Gee, its fun being me. *insert sarcasm here*
This is mostly for me.
So. I've started and ditched more blog entries than I can remember in the past week or so. It just seems to me that nothing I have to say is that important. I don't know if this is, either. But its get it out here or roll up into a ball on the floor and cry.
I got a job. Its a receptionist kind of deal I start on Monday. Its part-time, and the hours are really flexible - I can still put my girls on the bus in the morning and be home in time for the bus to return them in the afternoon. On non-Kindergarten days, I can bring my five year old with me, so I don't have to worry about daycare. My new boss is completely fine with me working on freelancing stuff during the day when the phone isn't ringing - he was actually the one who suggested it. All of the perks are to offset the fact that the starting pay isn't great.
So, naturally, because I'm me, and I am special, I am choosing to focus on the fact that the pay isn't great. Surely, I have failed my family by not bringing in more money. Never mind the opportunities this new job gives me. Never mind that I am not locked into it for life. No, let's focus instead on "OhGodOhGodOhGOd I need to find freelancing jobs nownownow!" Cue the anxiety attacks. Cue the thinking that if I only could cause myself a little bit of pain, it would give me a few moments of something else to think about, and wouldn't that be nice? Cue the doubts about my abilities as a writer, and who is going to want to pay me to write for them, anyway? Cue the wanting to hide.

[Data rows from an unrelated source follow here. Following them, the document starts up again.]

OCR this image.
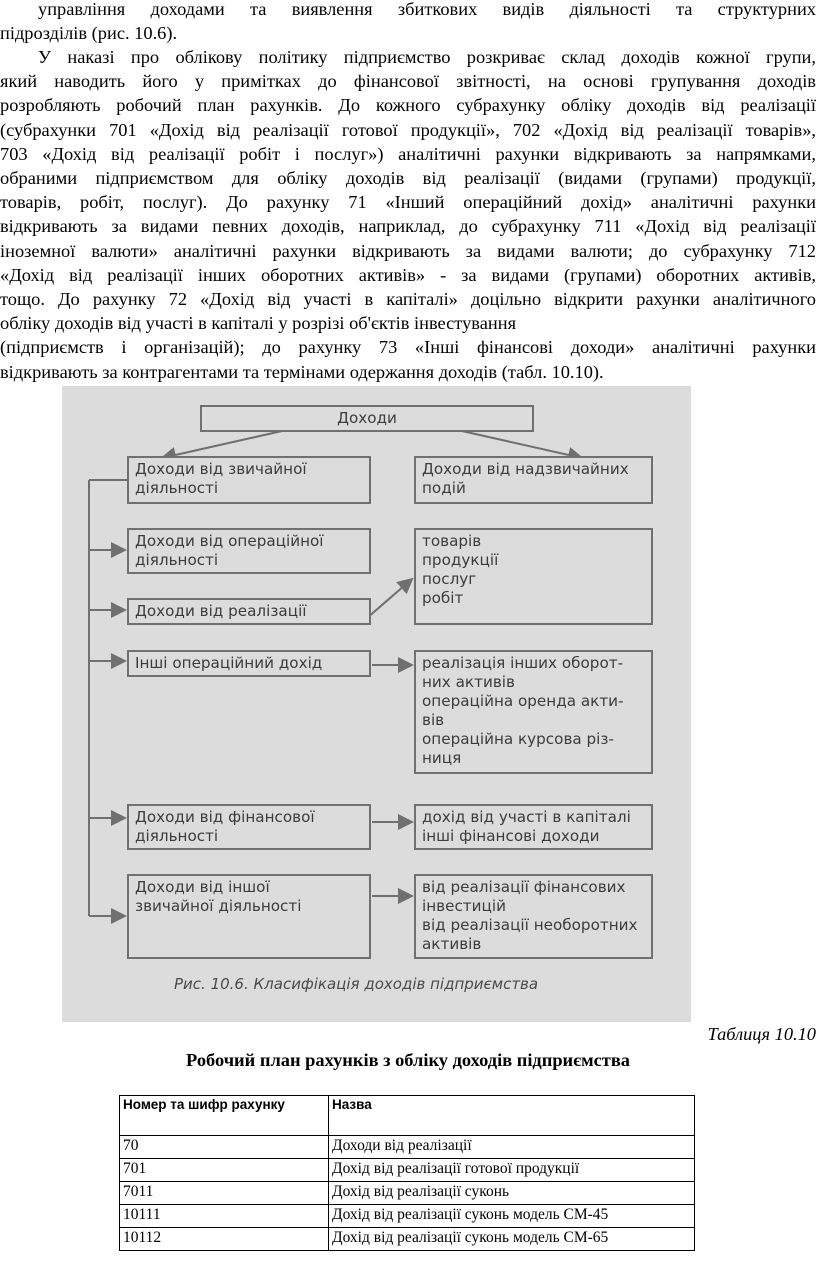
управління доходами та виявлення збиткових видів діяльності та структурних
підрозділів (рис. 10.6).

У наказі про облікову політику підприємство розкриває склад доходів кожної групи,
який наводить його у примітках до фінансової звітності, на основі групування доходів
розробляють робочий план рахунків. До кожного субрахунку обліку доходів від реалізації
(субрахунки 701 «Дохід від реалізації готової продукції», 702 «Дохід від реалізації товарів»,
703 «Дохід від реалізації робіт і послуг») аналітичні рахунки відкривають за напрямками,
обраними підприємством для обліку доходів від реалізації (видами (групами) продукції,
товарів, робіт, послуг). До рахунку 71 «Інший операційний дохід» аналітичні рахунки
відкривають за видами певних доходів, наприклад, до субрахунку 711 «Дохід від реалізації
іноземної валюти» аналітичні рахунки відкривають за видами валюти; до субрахунку 712
«Дохід від реалізації інших оборотних активів» - за видами (групами) оборотних активів,
тощо. До рахунку 72 «Дохід від участі в капіталі» доцільно відкрити рахунки аналітичного
обліку доходів від участі в капіталі у розрізі об'єктів інвестування
(підприємств і організацій); до рахунку 73 «Інші фінансові доходи» аналітичні рахунки
відкривають за контрагентами та термінами одержання доходів (табл. 10.10).

Доходи
Доходи від звичайної
діяльності
Доходи від надзвичайних
подій
Доходи від операційної
діяльності
Доходи від реалізації
товарів
продукції
послуг
робіт
Інші операційний дохід	реалізація інших оборот-
них активів
операційна оренда акти-
вів
операційна курсова різ-
ниця
Доходи від фінансової
діяльності
дохід від участі в капіталі
інші фінансові доходи
Доходи від іншої
звичайної діяльності
від реалізації фінансових
інвестицій
від реалізації необоротних
активів
Рис. 10.6. Класифікація доходів підприємства
Таблиця 10.10
Робочий план рахунків з обліку доходів підприємства
Номер та шифр рахунку	Назва
70	Доходи від реалізації
701	Дохід від реалізації готової продукції
7011	Дохід від реалізації суконь
10111	Дохід від реалізації суконь модель СМ-45
10112	Дохід від реалізації суконь модель СМ-65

I don't know. Should I wait until I am safely into the new position and find that, yes, in fact I am smart enough to do the job and see if I get any confidence? Should I wait until then to try to convice someone that they want to pay me for my words? Do I even have anything so say? Am I really in a mental place where I can take the rejection that is obviously going to be a part of this whole thing?
Meh. Maybe I'll go and have a shower. Things always feel better when you're warm and clean.